Diese Ambiguität hat ihre Meriten: In den späten 1970ern etwa, als Israel und Ägypten - das ebenfalls mit einem militärischen Nuklearprogramm kokettiert hatte - ihren Frieden verhandelten, half sie dabei, das Thema quasi vom Tisch unter diesen zu verbannen. Ägypten wurde zum Verfechter einer nuklearwaffenfreien Zone, wohl wissend, dass Israel niemals abrüsten würde, solange es im Nahen Osten keinen umfassenden Frieden gibt.

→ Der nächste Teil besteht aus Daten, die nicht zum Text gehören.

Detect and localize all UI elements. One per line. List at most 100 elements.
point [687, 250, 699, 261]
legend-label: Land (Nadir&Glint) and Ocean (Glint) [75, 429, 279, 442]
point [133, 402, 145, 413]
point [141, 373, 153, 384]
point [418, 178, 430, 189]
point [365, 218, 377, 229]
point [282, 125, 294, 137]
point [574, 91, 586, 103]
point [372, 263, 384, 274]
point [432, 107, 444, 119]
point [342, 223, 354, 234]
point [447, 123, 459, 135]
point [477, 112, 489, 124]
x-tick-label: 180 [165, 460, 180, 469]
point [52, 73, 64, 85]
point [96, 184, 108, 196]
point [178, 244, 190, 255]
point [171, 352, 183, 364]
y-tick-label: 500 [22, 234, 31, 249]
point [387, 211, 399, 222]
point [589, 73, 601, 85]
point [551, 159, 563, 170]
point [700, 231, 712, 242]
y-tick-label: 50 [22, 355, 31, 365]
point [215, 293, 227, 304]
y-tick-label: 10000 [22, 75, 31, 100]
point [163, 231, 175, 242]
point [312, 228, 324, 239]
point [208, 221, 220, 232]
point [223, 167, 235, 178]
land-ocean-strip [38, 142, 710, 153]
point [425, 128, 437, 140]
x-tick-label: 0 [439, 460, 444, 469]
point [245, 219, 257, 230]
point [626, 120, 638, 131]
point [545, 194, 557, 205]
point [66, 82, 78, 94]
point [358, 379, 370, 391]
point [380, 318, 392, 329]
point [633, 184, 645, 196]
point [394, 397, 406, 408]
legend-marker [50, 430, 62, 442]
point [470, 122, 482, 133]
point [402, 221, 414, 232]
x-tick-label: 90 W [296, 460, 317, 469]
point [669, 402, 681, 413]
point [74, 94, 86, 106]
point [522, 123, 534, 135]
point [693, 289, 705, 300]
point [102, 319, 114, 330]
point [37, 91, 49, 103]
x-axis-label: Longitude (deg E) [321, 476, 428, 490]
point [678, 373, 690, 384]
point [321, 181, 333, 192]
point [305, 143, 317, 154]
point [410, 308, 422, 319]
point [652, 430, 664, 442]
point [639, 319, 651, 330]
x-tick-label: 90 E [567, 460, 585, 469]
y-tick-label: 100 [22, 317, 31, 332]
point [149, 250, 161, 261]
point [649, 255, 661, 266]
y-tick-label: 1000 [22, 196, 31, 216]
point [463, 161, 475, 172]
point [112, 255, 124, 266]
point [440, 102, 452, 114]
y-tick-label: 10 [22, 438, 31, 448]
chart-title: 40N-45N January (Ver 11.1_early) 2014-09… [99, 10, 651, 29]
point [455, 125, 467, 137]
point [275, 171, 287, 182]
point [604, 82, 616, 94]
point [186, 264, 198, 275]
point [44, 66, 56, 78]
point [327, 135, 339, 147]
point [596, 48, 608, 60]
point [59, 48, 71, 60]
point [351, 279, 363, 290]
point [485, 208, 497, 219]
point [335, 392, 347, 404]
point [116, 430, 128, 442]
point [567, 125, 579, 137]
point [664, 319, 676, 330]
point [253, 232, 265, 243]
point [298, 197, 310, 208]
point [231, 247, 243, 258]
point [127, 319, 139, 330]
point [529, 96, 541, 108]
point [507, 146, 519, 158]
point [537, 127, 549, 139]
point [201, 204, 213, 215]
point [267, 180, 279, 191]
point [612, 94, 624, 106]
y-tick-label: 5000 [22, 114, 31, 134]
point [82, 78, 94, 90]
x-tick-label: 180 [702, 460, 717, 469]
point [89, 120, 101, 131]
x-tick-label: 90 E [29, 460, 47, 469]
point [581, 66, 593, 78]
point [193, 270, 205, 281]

Erst die Iran-Debatte führt eine Schieflage herbei - wobei in Israel selbst diskutiert wird, ob eine Deklaration der Atomwaffen als Abschreckung nicht sinnvoll wäre. In der Region wächst gleichzeitig der Unmut darüber, dass einer, der ein internationales Sicherheitsinstrument - den Atomwaffensperrvertrag - für sich selbst ablehnt, von einem anderen sehr energisch dessen Einhaltung (und mehr) verlangt, dieses Instrument also benützt. Für diese Paradoxie gibt es keine Lösung, nur eine historische Erklärung. (Gudrun Harrer/DER STANDARD, Printausgabe, 10.4.2010)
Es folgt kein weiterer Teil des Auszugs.